Nachdem ich mich doch wieder für
mein aktuelles Lieblings-T-Shirt entschieden und alles andere mehr oder weniger
ordentlich zurück verstaut habe ( Sorry, Leute, ein andermal! ), geht es
für das Fein-Tuning vor den Spiegel. Und während ich dort voll konzentriert den
Lidstrich ziehe, überlege ich, wann mich das letzte Mal dieser naive
Vorfreudenmix aus „Spaß und vielleicht auch mehr“-Haben durchrieselt hat. Und
ich stelle mit Erschrecken fest, dass es mehr als ein gutes Jahrzehnt her sein
muss.
Damals haben wir
uns vor einer Scheunenfete immer reihum bei einer Freundin getroffen und uns
die Nägel und Augenlider in aktuellen Knallfarben bemalt. Danach wurde eine
große Kiste hervorgeholt, in der unser gesammelter Modeschmuck zu einem
riesigen Knäuel aus Ketten, Ringen und Ohrgehängen verdreht war, und es galt
das Kunststück fertig zu bringen, das passende Lametta für’s eigene Outfit
abzugreifen, ohne sich noch vor der Ankunft auf der Party mit den anderen
Mädels über ein paar Armreifen total zerschissen zu haben.
Ich muss
unwillkürlich seufzen. Manchmal fühle ich mich ein bisschen wie eine
Zeitreisende, die die letzten zwölf Jahre mehr oder weniger übersprungen hat.

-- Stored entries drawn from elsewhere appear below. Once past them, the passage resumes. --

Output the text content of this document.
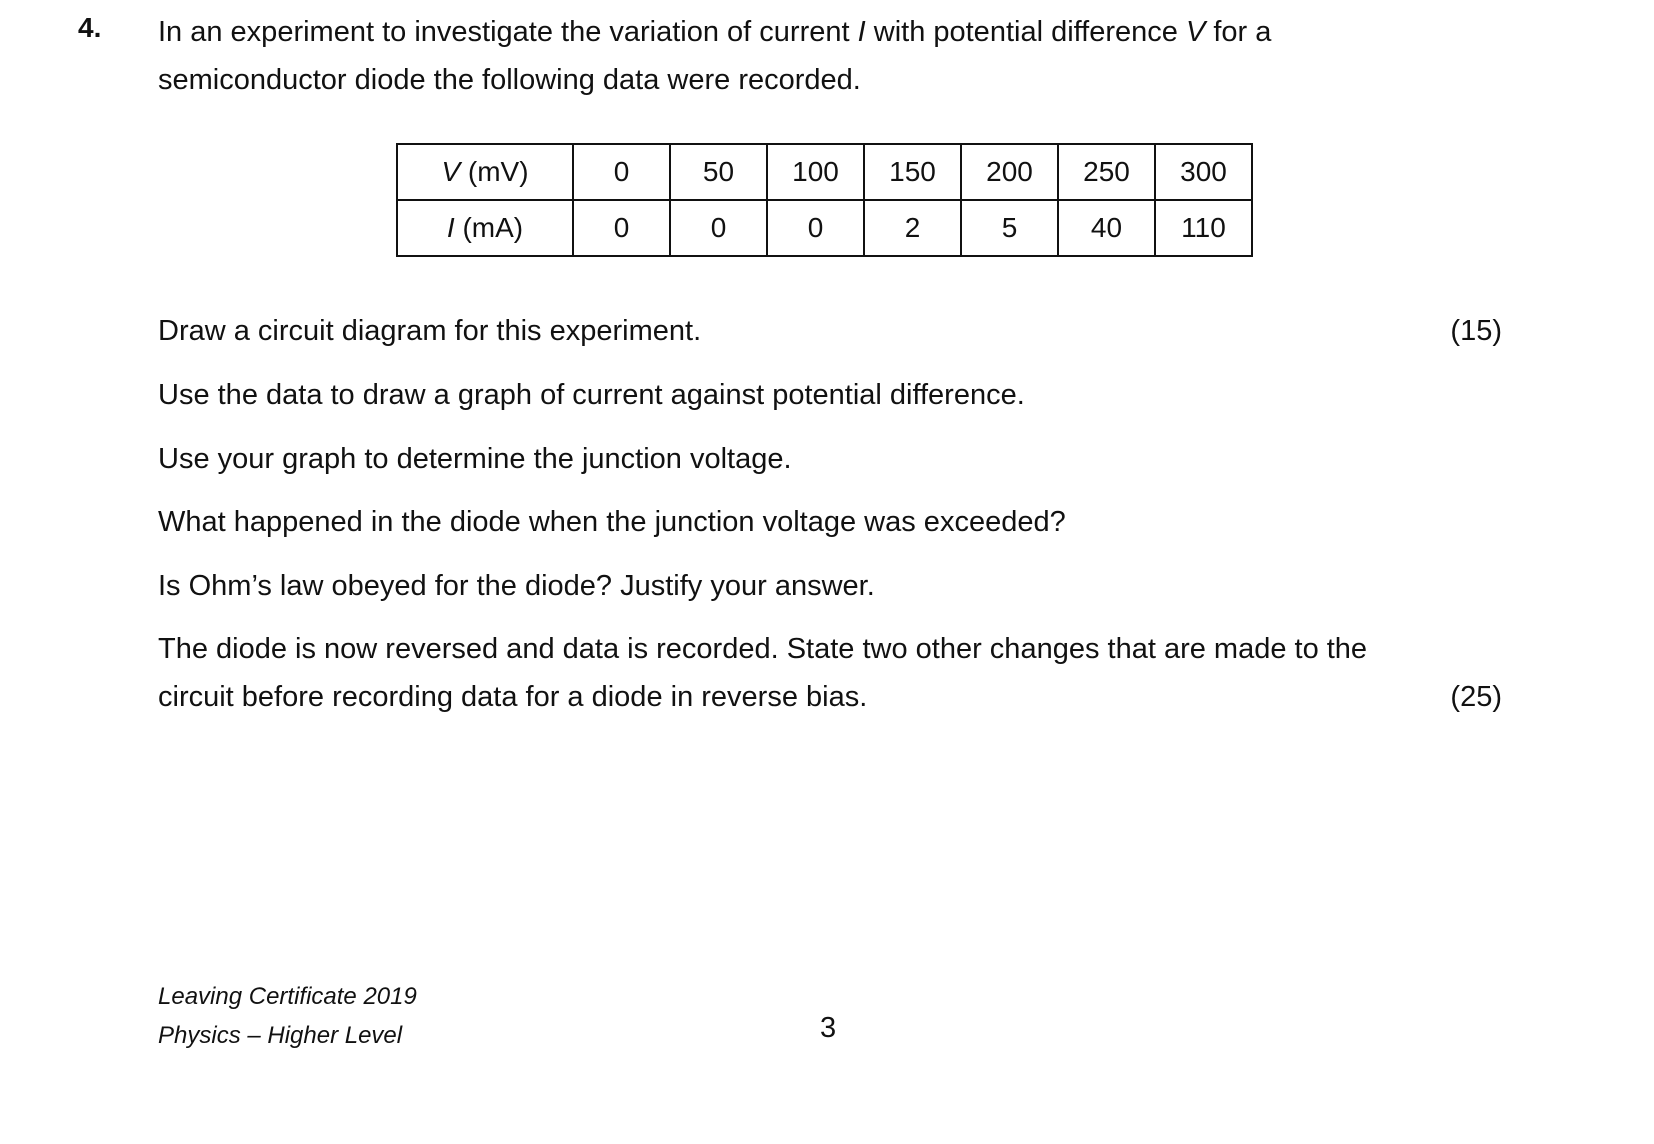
4. In an experiment to investigate the variation of current I with potential difference V for a

semiconductor diode the following data were recorded.

V (mV)	0	50	100	150	200	250	300
I (mA)	0	0	0	2	5	40	110
Draw a circuit diagram for this experiment.	(15)
Use the data to draw a graph of current against potential difference.
Use your graph to determine the junction voltage.
What happened in the diode when the junction voltage was exceeded?
Is Ohm’s law obeyed for the diode? Justify your answer.
The diode is now reversed and data is recorded. State two other changes that are made to the
circuit before recording data for a diode in reverse bias.	(25)
Leaving Certificate 2019
Physics – Higher Level	3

Sicher, auch ich habe Einiges in dieser Zeit erlebt – viele schöne Sachen
sogar. Aber spätestens nachdem Jonas meinen grellen Plastikschmuck durch einen
silbernen Freundschaftsring ersetzt hat, wurde meine Zeitrechnung eine andere, und
ich bekam alles um mich herum kaum noch mit: Wie die Scheunen erst zu Diskos
wurden und dann zu Bars; wie Jeanshemden aus der Mode kamen und jetzt (unverständlicherweise)
ihr Comeback feiern; wie ich zu einer Frau wurde – und die Jungs zu Männern.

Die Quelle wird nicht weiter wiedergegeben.